Our recent research of pet owners revealed that 71% of us set house rules for our beloved animals before we welcome them into our homes. House rules include pets not being allowed in bedrooms, on sofas or to sleep in our beds.
We also found that most of those who set these rules end up breaking them. A quarter will disregard these ground rules in the first week and one in 10 on the first day!
Rules are put in place to show your dog or cat that you are the alpha and letting your pet break these rules will send them a message that you aren’t in charge, which could lead to them ruling the roost and breaking more rules.
Our research found some of the most common issues that arise from this include pets taking up too much room in the bed, damage to furniture and pets begging for food at the table.
Luckily, we have some useful tips if you want to keep your beloved furry friends out of your bed, off the sofa and out from under your feet at the dinner table.

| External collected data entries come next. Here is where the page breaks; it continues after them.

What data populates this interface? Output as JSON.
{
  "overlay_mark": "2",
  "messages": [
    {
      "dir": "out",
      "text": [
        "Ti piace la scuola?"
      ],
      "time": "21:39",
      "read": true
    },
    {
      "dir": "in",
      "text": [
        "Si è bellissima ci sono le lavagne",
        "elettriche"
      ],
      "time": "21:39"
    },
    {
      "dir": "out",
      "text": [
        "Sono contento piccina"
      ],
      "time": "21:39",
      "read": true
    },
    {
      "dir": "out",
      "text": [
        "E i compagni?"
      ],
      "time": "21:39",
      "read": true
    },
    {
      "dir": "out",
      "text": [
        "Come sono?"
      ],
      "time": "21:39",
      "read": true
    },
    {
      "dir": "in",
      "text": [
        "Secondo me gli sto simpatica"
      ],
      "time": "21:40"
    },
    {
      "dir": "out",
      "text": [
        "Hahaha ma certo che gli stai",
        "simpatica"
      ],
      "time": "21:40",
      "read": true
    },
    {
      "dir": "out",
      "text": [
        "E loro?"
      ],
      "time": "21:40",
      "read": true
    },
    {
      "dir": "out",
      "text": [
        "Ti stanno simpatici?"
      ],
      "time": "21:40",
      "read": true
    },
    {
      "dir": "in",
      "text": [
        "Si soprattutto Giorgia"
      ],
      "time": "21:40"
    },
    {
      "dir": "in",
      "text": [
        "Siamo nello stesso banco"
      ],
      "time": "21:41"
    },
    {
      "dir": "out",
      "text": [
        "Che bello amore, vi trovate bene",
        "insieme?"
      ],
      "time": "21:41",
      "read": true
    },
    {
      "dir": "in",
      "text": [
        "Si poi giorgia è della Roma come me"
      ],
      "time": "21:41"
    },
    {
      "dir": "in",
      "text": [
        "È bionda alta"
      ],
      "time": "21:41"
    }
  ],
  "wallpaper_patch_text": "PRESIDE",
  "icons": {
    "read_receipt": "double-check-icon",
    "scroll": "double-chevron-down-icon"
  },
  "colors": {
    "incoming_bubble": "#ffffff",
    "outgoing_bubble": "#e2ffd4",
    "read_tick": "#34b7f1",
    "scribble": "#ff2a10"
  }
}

Make sure they have an alternative
A great solution to keep your pet out of the bed while you are sleeping is to make sure they have a cosy and comfortable bed for themselves. This should be just the right size for them and should be placed in a warm area of the house.
If you feel too guilty about leaving them at first or they aren’t trained yet, then their pet bed can be placed in your bedroom until they are used to it, and then moved into another room or downstairs once they have got comfortable in it. You can put catnip or Tasty Sticks in the bed to entice your cat or give your dog a Dogs Delight™ Tasty treat in their bed at bedtime to reinforce this behaviour.
It can be confusing for your pet if one family member lets them on the couch and the other tells them to get off, so ensuring everyone in the family abides by the same rules can really help. Be sure to never bend the rules or have different rules for different times, such as allowing pets on the bed when you aren’t in it but not when you are. Inconsistency can confuse and distress your pet so sticking to the rules is key.
Always feed your dog or cat in their own dish and never from the table. Never allow your pet on the table or chairs, even when there is no food present. Feed your pet immediately before you sit down to eat your own dinner, as they will then be full and less likely to beg – cats will usually groom after eating and will therefore be occupied. Yak Cheese or some Dog-e-Lix can also distract dogs while you tuck into your meal. Don’t give in to those puppy dog eyes!
Training and unlearning bad habits between you and your dog in the home can be a long process, but persistence is key to resolving these matters. Spending time and having patience will help you work towards a long-term happy home.